In our work,2 we have achieved frequency mixing between a near-IR (NIR) and a multi-THz beam within a QCL cavity. In this compact setup, the QCL acts as both THz source and nonlinear medium. The incoming NIR beam enters the device and interacts with the QCL material and its THz photon. As a result of this interaction, frequency mixing occurs between NIR and THz light and results in the generation of an optical sideband that exits an aperture on the other side of the QCL: see Figure 1. This transmitted beam can then be detected using standard equipment (i.e., a spectrometer and CCD camera).

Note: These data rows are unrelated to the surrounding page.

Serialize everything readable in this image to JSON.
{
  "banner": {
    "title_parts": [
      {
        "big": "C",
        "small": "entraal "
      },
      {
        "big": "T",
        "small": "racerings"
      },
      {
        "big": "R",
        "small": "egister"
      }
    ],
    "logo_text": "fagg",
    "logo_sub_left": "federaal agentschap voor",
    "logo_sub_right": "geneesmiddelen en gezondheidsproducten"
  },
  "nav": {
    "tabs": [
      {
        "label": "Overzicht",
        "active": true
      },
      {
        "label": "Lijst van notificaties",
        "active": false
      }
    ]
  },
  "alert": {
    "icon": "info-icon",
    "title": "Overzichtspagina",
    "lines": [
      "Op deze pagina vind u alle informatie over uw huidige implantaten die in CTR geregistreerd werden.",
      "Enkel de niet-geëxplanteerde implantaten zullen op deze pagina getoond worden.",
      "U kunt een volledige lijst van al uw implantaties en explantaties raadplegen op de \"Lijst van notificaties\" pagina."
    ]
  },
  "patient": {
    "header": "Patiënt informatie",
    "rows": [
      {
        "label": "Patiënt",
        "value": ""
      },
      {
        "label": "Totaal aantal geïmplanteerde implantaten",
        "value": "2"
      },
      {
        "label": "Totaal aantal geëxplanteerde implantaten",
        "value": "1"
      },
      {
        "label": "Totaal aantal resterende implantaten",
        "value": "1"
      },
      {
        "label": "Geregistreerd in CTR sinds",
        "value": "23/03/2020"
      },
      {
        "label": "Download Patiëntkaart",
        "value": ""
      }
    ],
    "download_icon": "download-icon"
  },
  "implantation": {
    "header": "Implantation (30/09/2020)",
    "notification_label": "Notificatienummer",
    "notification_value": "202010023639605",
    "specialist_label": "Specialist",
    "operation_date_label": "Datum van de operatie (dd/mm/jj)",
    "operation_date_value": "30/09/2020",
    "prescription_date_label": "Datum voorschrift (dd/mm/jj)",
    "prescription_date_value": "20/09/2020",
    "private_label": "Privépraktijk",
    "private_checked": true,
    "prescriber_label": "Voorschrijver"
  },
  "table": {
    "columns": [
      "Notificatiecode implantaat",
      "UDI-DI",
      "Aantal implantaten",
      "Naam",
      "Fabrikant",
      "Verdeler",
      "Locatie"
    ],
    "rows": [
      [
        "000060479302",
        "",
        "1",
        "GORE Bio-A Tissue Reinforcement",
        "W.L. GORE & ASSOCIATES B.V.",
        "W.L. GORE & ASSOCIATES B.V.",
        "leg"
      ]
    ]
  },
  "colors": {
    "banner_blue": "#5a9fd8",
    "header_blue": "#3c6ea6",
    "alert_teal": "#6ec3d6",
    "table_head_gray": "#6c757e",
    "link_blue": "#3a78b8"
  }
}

Figure 1. Schematic of frequency mixing in a quantum cascade laser (QCL). The external near-IR (NIR) beam and the internal terahertz (THz) beam interact with the QCL material. ENIR: NIR beam energy. EQCL: THz beam energy. ENIR– EQCL: Frequency-mixed light beam energy.
In our experiment, the nonlinear medium is composed of thin gallium arsenide (GaAs) and aluminum GaAs (AlGaAs) semiconductor layers, which form quantum wells and barriers, respectively. These materials normally have a low intrinsic nonlinear susceptibility (i.e., the parameter that dictates the nonlinear conversion efficiency between the excitation and the generated sideband). However, a resonant interband excitation within the quantum wells can significantly enhance the nonlinear susceptibility of the device.3 Furthermore, when the NIR pump is at resonance with the electron and hole states, the nonlinearity is increased and frequency mixing is permitted between the NIR pump and the THz wave from the QCL. A schematic of the QCL band structure is shown in Figure 2.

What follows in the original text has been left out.